Abstract:
Globally, researchers advocate the potential of green infrastructure applications to contribute to inclusive, safe and sustainable cities as captured by the United Nations Sustainable Development Goal number 11. Socio-economic urgencies and political agendas often overshadow green infrastructure opportunities in Sub-Saharan Africa. The development and incorporation of implementable, context-based green infrastructure planning principles in spatial planning policies and frameworks are scant in many Sub-Saharan African cities, and so is research on green infrastructure. This study considers the challenges and opportunities that city officials face with green infrastructure planning when enforcing minimum public open space requirements in the City of Tshwane, South Africa.
A literature review that focused mainly on green infrastructure guidelines in Sub-Saharan Africa was conducted. The researcher considered the alignment of the green infrastructure guidelines identified in the literature with a policy document review of spatial and environmental development principles in South African national, provincial and local spatial policy documents. In parallel with the literature and policy review process, 16 semi-structured interviews were conducted with 18 interviewees involved in green infrastructure planning at the City of Tshwane. The researcher followed a co-development process that commenced with the interviews and continued through a participatory workshop with 23 participants, including a pre-workshop online survey and five post-workshop feedback and clarification discussions. Participants included city officials, property developers, and built-environment practitioners, all with many years of experience in the city's land development application process.

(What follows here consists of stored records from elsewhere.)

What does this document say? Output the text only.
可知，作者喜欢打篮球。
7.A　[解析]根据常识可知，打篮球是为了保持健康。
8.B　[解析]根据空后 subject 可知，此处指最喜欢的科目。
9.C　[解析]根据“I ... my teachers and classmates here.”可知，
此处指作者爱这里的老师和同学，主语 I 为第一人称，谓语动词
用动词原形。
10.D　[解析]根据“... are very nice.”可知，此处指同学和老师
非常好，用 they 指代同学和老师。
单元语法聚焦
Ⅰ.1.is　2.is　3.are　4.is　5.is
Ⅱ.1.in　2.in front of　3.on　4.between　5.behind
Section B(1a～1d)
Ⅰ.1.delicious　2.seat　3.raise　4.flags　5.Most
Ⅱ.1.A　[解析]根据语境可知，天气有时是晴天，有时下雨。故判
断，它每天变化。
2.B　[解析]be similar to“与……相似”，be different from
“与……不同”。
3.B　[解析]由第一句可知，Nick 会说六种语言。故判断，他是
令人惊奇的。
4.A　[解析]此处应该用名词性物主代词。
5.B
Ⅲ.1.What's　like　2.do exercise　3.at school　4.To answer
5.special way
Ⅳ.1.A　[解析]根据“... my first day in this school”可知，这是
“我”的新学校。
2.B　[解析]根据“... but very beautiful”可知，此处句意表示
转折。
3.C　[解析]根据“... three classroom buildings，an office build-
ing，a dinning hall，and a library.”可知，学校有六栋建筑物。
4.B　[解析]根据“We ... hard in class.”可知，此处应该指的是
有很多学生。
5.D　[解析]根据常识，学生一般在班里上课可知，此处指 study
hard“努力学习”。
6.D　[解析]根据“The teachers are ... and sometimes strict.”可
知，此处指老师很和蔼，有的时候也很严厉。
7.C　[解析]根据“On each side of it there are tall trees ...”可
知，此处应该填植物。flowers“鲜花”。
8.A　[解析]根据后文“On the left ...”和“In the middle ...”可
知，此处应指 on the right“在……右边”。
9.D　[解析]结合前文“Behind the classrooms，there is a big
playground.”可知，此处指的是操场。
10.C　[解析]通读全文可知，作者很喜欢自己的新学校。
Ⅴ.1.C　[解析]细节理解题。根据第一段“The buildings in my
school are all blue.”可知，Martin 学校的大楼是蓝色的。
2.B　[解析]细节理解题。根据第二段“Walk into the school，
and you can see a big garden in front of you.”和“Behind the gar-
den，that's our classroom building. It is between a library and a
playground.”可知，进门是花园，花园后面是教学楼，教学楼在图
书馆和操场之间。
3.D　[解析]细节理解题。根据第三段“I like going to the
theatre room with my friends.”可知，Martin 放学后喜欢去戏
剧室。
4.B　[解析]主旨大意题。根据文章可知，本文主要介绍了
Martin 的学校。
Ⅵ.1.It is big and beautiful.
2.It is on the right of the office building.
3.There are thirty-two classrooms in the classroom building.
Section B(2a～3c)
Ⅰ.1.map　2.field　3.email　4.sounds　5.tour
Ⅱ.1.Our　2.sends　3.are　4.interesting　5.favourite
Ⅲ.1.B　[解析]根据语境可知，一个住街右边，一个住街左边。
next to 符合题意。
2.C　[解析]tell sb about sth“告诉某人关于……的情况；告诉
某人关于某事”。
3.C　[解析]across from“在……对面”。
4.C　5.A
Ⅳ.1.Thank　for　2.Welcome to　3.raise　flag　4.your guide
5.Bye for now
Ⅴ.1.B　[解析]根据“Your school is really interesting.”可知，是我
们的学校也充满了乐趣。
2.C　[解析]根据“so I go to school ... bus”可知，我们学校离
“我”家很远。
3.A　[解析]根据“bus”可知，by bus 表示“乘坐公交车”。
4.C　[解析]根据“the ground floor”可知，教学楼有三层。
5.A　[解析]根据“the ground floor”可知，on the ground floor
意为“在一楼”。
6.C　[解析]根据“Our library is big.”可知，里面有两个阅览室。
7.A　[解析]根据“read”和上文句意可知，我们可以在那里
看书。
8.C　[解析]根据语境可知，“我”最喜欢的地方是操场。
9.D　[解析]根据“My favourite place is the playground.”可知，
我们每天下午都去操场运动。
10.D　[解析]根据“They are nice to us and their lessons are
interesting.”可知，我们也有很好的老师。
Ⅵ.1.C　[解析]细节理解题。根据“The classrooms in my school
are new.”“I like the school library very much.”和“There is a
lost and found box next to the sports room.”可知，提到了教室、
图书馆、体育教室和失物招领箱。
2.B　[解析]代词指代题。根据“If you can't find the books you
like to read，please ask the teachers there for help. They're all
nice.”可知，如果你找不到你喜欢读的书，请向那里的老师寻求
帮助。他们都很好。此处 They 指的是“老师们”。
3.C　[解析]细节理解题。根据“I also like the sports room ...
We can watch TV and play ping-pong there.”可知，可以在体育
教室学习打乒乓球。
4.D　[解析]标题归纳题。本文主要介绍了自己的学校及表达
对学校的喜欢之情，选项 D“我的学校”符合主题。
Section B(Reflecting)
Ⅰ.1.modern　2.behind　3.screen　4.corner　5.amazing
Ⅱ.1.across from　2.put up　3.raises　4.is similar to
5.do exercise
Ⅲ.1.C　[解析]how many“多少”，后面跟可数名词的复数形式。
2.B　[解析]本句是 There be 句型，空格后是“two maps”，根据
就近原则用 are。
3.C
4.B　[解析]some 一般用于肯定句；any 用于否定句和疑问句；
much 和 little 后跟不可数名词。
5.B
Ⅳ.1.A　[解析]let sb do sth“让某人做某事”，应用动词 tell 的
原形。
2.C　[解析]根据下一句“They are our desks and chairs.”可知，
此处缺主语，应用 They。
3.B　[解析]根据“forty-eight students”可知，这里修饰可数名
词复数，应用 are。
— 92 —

The findings illustrate that city officials face many complex challenges with the application of green infrastructure, such as poor intergovernmental collaboration; conflicting policies, regulations and frameworks; scarce resources; urbanisation resulting in land invasions due to a housing shortage; and a lack of appreciation of the value and benefits that green infrastructure can provide. The findings further illustrate that local spatial policies have many national, provincial and city planning principles but are not carried through to the site development planning stage. Many opportunities were identified for improved green infrastructure planning, such as streamlining the land development application process, incentivising developers, enabling cross-sectoral partnerships to open up new resource pools to fund green infrastructure applications, and promoting the long-term benefits of green infrastructure. Based on the findings, 20 planning principles are proposed for the city's site development planning phase that overlap with 18 principles in the literature but emphasise aspects of access, safety, quality and cross-sectoral partnerships to co-develop and co-manage green space. These are unique requirements in a Sub-Saharan African context that can assist with the increased sustainability, protection and local benefits that green infrastructure offers and represents in the city. The study demonstrates the value of local cross-sectoral input in green infrastructure planning by following co-design, co-development, co-management, and co-ownership approaches that enable residents to benefit from civic resources and contribute to environmental justice whilst ascertaining the contextual application of research outcomes.